Em muitos lugares, vários professores, efetivamente, ganham uma miséria, mas são lugares onde qualquer outro profissional se encontra na mesma situação. O salário de professores é uma vergonha nacional, como é também o de médicos, enfermeiros, nutricionistas e muitos outros. A comparação entre o salário dos docentes com o de outras categorias, desconsidera aspectos diversos como a jornada de trabalho, férias adicionais por atividades extras e outras vantagens. Mal maior que falar do salário do professor sem o comparar com o de outras categorias profissionais é tentar comparar o que no Brasil se ganha, com ganhos em países muito mais ricos. Os professores brasileiros, em geral, recebem o salário com mais de 50% acima da média nacional, enquanto que em países altamente desenvolvidos essa remuneração é 15% menor, ainda que em termos brutos se paga muito mais por uma aula lá que uma aqui, como se paga muito mais para qualquer profissional quanto no Brasil.

4. Apenas a escola particular pode proporcionar ensino de qualidade excelente.
Os resultados dos exames realizados por estudantes em avaliações do SAEB, do ENEM e de provas aplicadas por organismos internacionais não cansam de reiterar que existem escolas públicas admiráveis e escolas particulares enganosas. Boas escolas se fazem com professores que se reciclam e estudam sempre, com aulas abertas para que todos aprendam com todos, com ajudas específicas a alunos com dificuldades. Para organizar esse tripé a escola pode ser pública ou particular. O que, na maior parte das vezes, se constata é que os alunos das escolas particulares trazem para a instituição uma situação cultural, familiar e socioeconômica melhor e, por isso, aprendem com mais facilidade e melhor. Além disso, em muitas escolas particulares não há mecanismos burocráticos para se colocar na rua profissional incompetentes.

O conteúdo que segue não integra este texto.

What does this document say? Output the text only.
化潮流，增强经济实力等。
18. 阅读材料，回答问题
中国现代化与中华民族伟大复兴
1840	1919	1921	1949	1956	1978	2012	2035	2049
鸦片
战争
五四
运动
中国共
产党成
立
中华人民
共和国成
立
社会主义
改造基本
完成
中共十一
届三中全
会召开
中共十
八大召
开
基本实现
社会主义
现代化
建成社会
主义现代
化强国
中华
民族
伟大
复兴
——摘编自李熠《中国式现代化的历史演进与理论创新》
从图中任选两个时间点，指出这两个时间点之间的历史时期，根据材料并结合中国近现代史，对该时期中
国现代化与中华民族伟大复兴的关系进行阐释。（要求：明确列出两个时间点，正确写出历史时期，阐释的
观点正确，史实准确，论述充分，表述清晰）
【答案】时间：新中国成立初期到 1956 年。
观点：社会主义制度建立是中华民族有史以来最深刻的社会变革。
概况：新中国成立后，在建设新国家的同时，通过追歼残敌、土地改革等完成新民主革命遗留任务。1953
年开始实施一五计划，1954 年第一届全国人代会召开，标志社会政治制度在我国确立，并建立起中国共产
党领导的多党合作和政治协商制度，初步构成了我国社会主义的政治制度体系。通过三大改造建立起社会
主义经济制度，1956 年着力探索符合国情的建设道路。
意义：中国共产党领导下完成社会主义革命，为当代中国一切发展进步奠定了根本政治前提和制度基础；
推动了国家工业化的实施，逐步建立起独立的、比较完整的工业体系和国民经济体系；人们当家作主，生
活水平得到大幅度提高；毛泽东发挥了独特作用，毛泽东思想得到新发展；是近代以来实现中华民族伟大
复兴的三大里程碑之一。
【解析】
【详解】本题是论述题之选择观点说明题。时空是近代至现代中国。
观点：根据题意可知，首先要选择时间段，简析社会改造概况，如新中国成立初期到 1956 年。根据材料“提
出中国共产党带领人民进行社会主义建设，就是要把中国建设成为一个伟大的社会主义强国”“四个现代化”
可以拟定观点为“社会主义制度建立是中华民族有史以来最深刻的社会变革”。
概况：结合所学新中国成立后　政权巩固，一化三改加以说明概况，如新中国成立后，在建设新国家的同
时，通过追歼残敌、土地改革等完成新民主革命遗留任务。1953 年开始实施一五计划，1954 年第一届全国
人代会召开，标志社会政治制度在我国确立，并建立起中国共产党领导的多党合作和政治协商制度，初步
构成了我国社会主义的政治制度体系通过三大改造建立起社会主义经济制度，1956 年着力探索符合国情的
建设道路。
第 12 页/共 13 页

5. A educação somente vai melhor quando o País investir mais.
O Brasil gasta muito mal em educação, joga dinheiro bom em causas ruins, mas não investe pouco. Enquanto gastamos 3,4% de nosso PIB na educação básica, em países da OCDE (Organização formada por países da Europa e pelos Estados Unidos) esse gasto corresponde a 3,5%. A tragédia é que nesses mesmos países é considerado normal se gastar duas vezes mais com a formação de alunos em cursos superiores e o Brasil gasta nada menos que dezessete vezes mais. Generoso e perdulário com o ensino superior que abriga apenas 20% dos jovens, fazemos demagogia e inventamos lorotas em investimentos concretos para a educação infantil e ensino básico, em que a verdadeira mudança de paradigma educacional necessita acontecer. A China gasta apenas 2% de seu PIB ao ano em educação e vem conquistando progressos extraordinários e o Brasil, gastando quase o dobro, apresenta aos olhos do mundo resultados pífios. Com toda essa dinheirama jogada no ensino superior ocupamos o 23º lugar em uma lista de 25 países quanto à publicação de artigos científicos.

6. Precisamos avaliar mais vezes nossos alunos para uma radiografia mais perfeita sobre sua aprendizagem.
Não adianta aumentar o número de exames, provas, concursos e tudo o mais se continuarmos a bater na tecla de uma avaliação quantitativa que não mostra nada, que não diagnostica coisa alguma. Não se afere aprendizagem com questões robotizadas ou testes de escolhas múltiplas, mas com condução de competências efetivas, habilidades essencialmente conquistadas. Preocupa-nos em saber se nossos profissionais aprendem ou não o nome do rio mais comprido, da montanha mais alta e dos gerúndios lingüísticos, mas nada temos para aferir se a escola realmente transformou o aluno, tornando-o mais capaz de produzir, pesquisar, argumentar, viver, realizar, solidarizar e agir. Ou aprendamos a avaliar ou abandonemos críticas em relação a resultados que em nada resultam.

É importante que saibamos respeitar o culto hinduísta às vacas, mas é essencial perceber que estamos no Brasil e que nossa educação requer o sacrifício de tolices intocáveis, afirmações mentirosas, que de tanto serem ditas vão, como tudo neste País, ganhando cores de verdade.

Celso Antunes é mestre em Ciências Humanas e especialista em Inteligência e Cognição. Membro consultor da Associação Internacional pelos Direitos da Criança Brincar, reconhecido pela UNESCO. Autor de cerca de 180 livros na área educacional.